ASPR is improving healthcare readiness and our medical surge capacity by leveraging and expanding upon established investments in healthcare preparedness capabilities. ASPR is also working to protect the country against potential known and unknown threats by accelerating the development and stockpiling of lifesaving medical countermeasures (MCMs) that can be readily adapted for and used against new threats.
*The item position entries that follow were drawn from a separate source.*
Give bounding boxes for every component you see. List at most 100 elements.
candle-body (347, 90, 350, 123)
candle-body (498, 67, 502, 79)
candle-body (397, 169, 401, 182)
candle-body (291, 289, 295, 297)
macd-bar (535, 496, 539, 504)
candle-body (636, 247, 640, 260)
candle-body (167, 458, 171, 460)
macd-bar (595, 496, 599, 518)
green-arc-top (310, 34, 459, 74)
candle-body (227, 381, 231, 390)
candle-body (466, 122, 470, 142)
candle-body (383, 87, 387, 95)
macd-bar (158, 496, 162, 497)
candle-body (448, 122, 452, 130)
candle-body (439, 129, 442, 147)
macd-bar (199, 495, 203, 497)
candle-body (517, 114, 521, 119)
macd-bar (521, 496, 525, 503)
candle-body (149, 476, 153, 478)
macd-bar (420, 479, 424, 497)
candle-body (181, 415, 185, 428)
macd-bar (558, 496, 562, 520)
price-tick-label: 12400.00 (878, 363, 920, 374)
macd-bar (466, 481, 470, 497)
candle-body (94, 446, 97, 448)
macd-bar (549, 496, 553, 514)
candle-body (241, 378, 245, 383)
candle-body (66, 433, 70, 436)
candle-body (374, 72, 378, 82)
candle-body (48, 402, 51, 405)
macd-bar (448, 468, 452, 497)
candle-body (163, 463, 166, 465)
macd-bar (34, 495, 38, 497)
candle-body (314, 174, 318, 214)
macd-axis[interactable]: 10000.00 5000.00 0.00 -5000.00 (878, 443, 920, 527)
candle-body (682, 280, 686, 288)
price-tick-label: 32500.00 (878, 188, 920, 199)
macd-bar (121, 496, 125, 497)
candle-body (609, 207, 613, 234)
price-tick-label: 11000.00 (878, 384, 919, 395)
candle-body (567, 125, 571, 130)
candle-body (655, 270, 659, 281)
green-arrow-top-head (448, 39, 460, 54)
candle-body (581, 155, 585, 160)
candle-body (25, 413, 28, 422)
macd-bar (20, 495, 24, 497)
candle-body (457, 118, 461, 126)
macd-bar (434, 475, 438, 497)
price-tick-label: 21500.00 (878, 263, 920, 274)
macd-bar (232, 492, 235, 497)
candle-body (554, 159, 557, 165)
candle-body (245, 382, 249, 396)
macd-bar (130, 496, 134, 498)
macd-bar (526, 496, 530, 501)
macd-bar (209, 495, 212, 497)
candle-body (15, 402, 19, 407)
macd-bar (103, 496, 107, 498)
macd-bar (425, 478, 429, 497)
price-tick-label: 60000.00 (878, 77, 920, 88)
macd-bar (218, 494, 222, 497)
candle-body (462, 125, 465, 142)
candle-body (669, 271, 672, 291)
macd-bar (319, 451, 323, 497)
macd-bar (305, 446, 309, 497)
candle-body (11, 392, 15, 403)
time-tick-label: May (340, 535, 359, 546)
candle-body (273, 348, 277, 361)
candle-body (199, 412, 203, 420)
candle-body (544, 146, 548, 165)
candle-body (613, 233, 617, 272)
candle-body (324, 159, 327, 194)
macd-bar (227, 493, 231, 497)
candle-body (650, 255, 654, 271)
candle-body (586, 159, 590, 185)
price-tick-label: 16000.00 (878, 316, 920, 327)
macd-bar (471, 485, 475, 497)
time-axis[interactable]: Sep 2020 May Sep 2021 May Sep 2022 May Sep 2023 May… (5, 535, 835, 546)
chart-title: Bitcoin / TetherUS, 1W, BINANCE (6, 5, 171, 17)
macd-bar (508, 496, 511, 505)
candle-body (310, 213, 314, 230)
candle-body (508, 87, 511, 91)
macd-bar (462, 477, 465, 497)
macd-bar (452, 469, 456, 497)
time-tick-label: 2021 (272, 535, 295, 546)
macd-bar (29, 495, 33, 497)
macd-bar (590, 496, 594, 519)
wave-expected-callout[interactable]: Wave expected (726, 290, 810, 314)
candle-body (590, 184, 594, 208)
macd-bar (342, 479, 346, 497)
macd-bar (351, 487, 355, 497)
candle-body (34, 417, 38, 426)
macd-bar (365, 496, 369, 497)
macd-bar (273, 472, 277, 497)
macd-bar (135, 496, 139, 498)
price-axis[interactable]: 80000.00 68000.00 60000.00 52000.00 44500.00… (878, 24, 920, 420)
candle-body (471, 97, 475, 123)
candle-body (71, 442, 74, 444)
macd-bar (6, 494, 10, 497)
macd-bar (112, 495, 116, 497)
Finally, ASPR is helping communities better anticipate public health and medical needs during disasters by providing comprehensible, data-driven tools that can be used immediately to inform decision-making.

SNS Supplies being off loaded from a supply plane 

While we do not know what the next crisis will be, we do know that ASPR will respond. ASPR’s preparedness capabilities must be resilient and adaptable to a wide variety of threats.

Objective 1.1 Key Milestones:

  1. Identify all likely national health security threats—both human-made and naturally occurring—and ensure that ASPR has a response plan in place for each of the threats. In addition, a general set of protocols should be put in place to handle responses to unanticipated threats.
  2. Develop and secure necessary public health emergency and other disaster capabilities, including the needed people, facilities, processes, resources, and assets to prepare for all relevant national health security threats identified above.
  3. Accelerate the advanced development and procurement of MCMs and, in collaboration with our HHS colleagues at CDC and FDA, develop utilization strategies that best protect the nation against future or emerging threats.
  4. Create protocols to expand the healthcare system's ability to surge and adapt during a response, including during novel and simultaneous threats.